The most common reason is (1), which means that it can be fixed by adding resource information. If you are running on GCP, you can use the resourcedetection processor with the gcp detector. If you are running on Kubernetes (including GKE), we recommend also using the k8sattributes processor to at least add k8s.namespace.name and k8s.pod.name. Finally, it is important to make sure service.name and service.instance.id are set by applications in a way that uniquely identifies each instance.

The next most common reason is (2), which means that the exporter's mapping logic from OpenTelemetry resource to Google Cloud's prometheus_target monitored resouce didn't preserve a resource attribute that was needed to distinguish timeseries.

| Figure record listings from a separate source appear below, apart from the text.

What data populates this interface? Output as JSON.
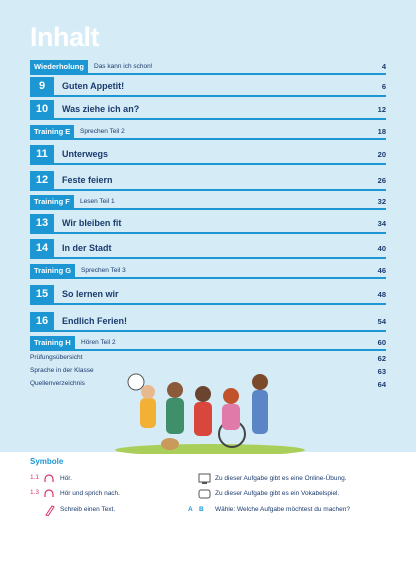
{
  "header": {
    "title": "Inhalt"
  },
  "toc": [
    {
      "label": "Wiederholung",
      "subtitle": "Das kann ich schon!",
      "page": "4"
    },
    {
      "number": "9",
      "title": "Guten Appetit!",
      "page": "6"
    },
    {
      "number": "10",
      "title": "Was ziehe ich an?",
      "page": "12"
    },
    {
      "label": "Training E",
      "subtitle": "Sprechen Teil 2",
      "page": "18"
    },
    {
      "number": "11",
      "title": "Unterwegs",
      "page": "20"
    },
    {
      "number": "12",
      "title": "Feste feiern",
      "page": "26"
    },
    {
      "label": "Training F",
      "subtitle": "Lesen Teil 1",
      "page": "32"
    },
    {
      "number": "13",
      "title": "Wir bleiben fit",
      "page": "34"
    },
    {
      "number": "14",
      "title": "In der Stadt",
      "page": "40"
    },
    {
      "label": "Training G",
      "subtitle": "Sprechen Teil 3",
      "page": "46"
    },
    {
      "number": "15",
      "title": "So lernen wir",
      "page": "48"
    },
    {
      "number": "16",
      "title": "Endlich Ferien!",
      "page": "54"
    },
    {
      "label": "Training H",
      "subtitle": "Hören Teil 2",
      "page": "60"
    },
    {
      "text": "Prüfungsübersicht",
      "page": "62"
    },
    {
      "text": "Sprache in der Klasse",
      "page": "63"
    },
    {
      "text": "Quellenverzeichnis",
      "page": "64"
    }
  ],
  "symbols": {
    "title": "Symbole",
    "left": [
      {
        "code": "1.1",
        "text": "Hör."
      },
      {
        "code": "1.3",
        "text": "Hör und sprich nach."
      },
      {
        "text": "Schreib einen Text."
      }
    ],
    "right": [
      {
        "text": "Zu dieser Aufgabe gibt es eine Online-Übung."
      },
      {
        "text": "Zu dieser Aufgabe gibt es ein Vokabelspiel."
      },
      {
        "codes": [
          "A",
          "B"
        ],
        "text": "Wähle: Welche Aufgabe möchtest du machen?"
      }
    ]
  }
}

This can be mitigated by adding resource attributes as metric labels using resource_filters configuration in the exporter:

  googlemanagedprometheus:
    metric:
      resource_filters:
        regex: ".*"

If you need to troubleshoot errors further, start by filtering down to a single metric from the error message using the filter or transform processors, and using the debug exporter with detailed verbosity:

processors:
  filter:
    error_mode: ignore
    metrics:
      - name != "problematic.metric.name"
exporters:
  debug:
    verbosity: detailed

That can help identify which metric sources are colliding, so you know which applications or metrics need additional attributes to ditinguish them from one-another.